A similar situation happened in the Gulf of Mexico last year with the Deepwater Horizon disaster. BP’s disaster response plan was not sufficient to cope with the scale of the disaster and therefore the burden of responsibility was shifted to US tax-payers. Now, BP did have to cough up a significant chunk of money to deal with the mess, and the eventual legal fees and result of the estimated 20-year litigation process to determine culpability will cost them greatly. Though it should be noted that rarely, if ever, are oil companies fined an amount that represents anything near the cost of the damage done. However there has been, and will still be, a significant burden on the tax-payer to deal with the ongoing repercussions of the disaster.

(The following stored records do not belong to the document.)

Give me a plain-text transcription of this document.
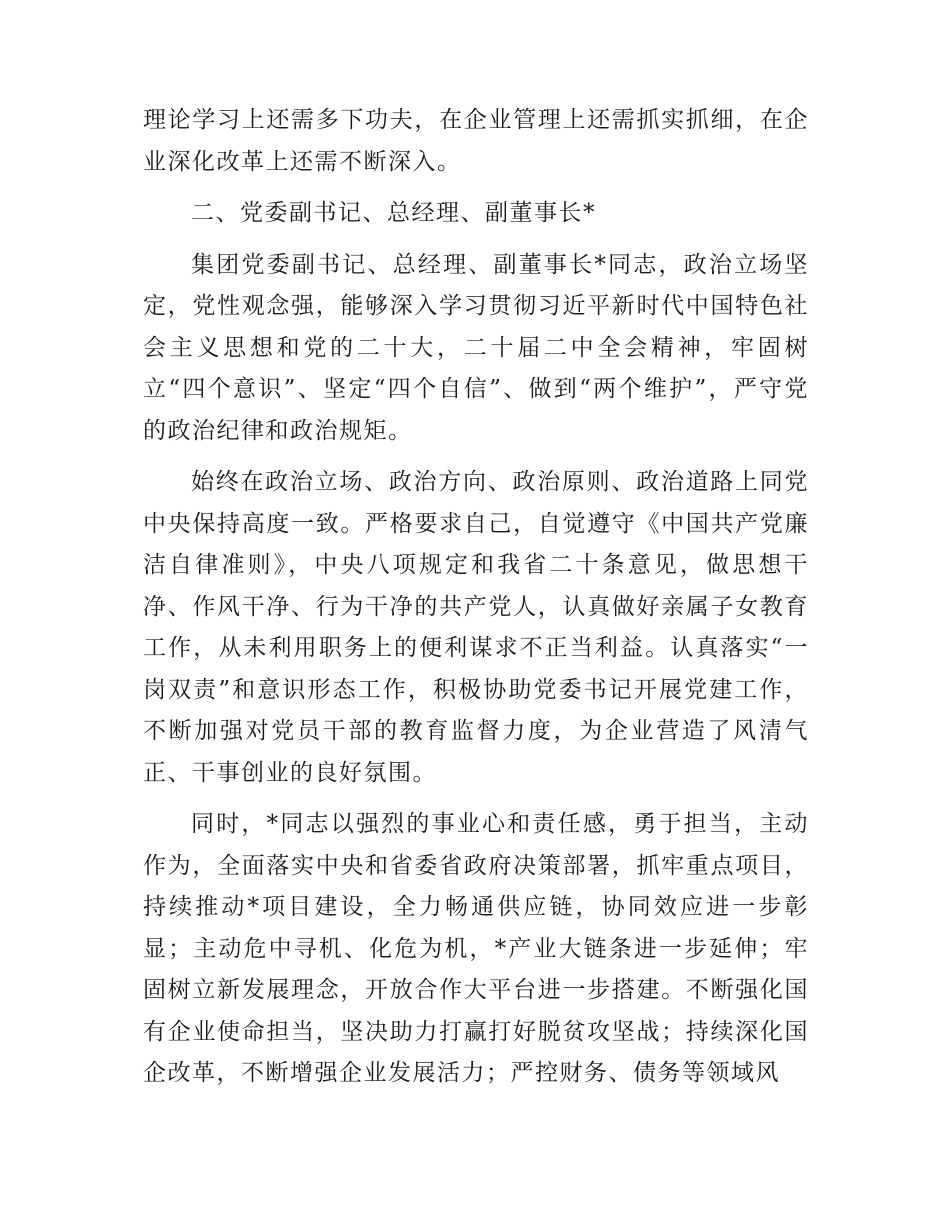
理论学习上还需多下功夫，在企业管理上还需抓实抓细，在企业深化改革上还需不断深入。

二、党委副书记、总经理、副董事长*

集团党委副书记、总经理、副董事长*同志，政治立场坚定，党性观念强，能够深入学习贯彻习近平新时代中国特色社会主义思想和党的二十大，二十届二中全会精神，牢固树立“四个意识”、坚定“四个自信”、做到“两个维护”，严守党的政治纪律和政治规矩。

始终在政治立场、政治方向、政治原则、政治道路上同党中央保持高度一致。严格要求自己，自觉遵守《中国共产党廉洁自律准则》，中央八项规定和我省二十条意见，做思想干净、作风干净、行为干净的共产党人，认真做好亲属子女教育工作，从未利用职务上的便利谋求不正当利益。认真落实“一岗双责”和意识形态工作，积极协助党委书记开展党建工作，不断加强对党员干部的教育监督力度，为企业营造了风清气正、干事创业的良好氛围。

同时，*同志以强烈的事业心和责任感，勇于担当，主动作为，全面落实中央和省委省政府决策部署，抓牢重点项目，持续推动*项目建设，全力畅通供应链，协同效应进一步彰显；主动危中寻机、化危为机，*产业大链条进一步延伸；牢固树立新发展理念，开放合作大平台进一步搭建。不断强化国有企业使命担当，坚决助力打赢打好脱贫攻坚战；持续深化国企改革，不断增强企业发展活力；严控财务、债务等领域风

The financial crisis in the minority world is the epitome of the privatization of profit and socialization of risk. National governments across the rich minority world bailed out their failing banks to the tune of trillions of pounds. This was done, ostensibly because not doing it would have had more significant and disastrous repercussions for the citizens of those nations, the concept of ‘Too Big To Fail’. What happened in Britain was that HM Treasury set up a company, limited by shares, called UK Financial Investments that then bought up the now public stakes in banks such as RBS and Lloyds. This has allowed the banks to continue operating business-as-usual and turning over huge profits at little risk to their own livelihoods. That the unemployed, lowest-paid and most vulnerable in the UK are facing cuts to their public services whilst bankers are reaping the rewards of their risky investments is a case in point.
David Cameron has been in the Middle East as a trade envoy for the British arms industry. The insensitivity this shows – at a time when tyrannical dictators are crushing democracy with British arms – is incredible, but this is not the key point. Is it the responsibility of the Prime Minister to be touring the Middle East trying to sell things? Is there nothing more important for him to be doing than being a travelling salesman? Corporate globalization has engulfed national government and offloaded the risk so that the government has seemingly no alternative but to act like an advertisement for big business. Government has been reduced to the middle man, linking seller with buyer, desperately kowtowing to the megarich and the despotic (funny how often those go together) in the interests of the economy. The economy is a means to an end, not an end itself.
The role of a national government is to serve the people of the nation, not the interests of corporate globalisation. After all, as former New Internationalist editor David Ransom points out, the only time corporate globalization is interested in nations is when they need their money.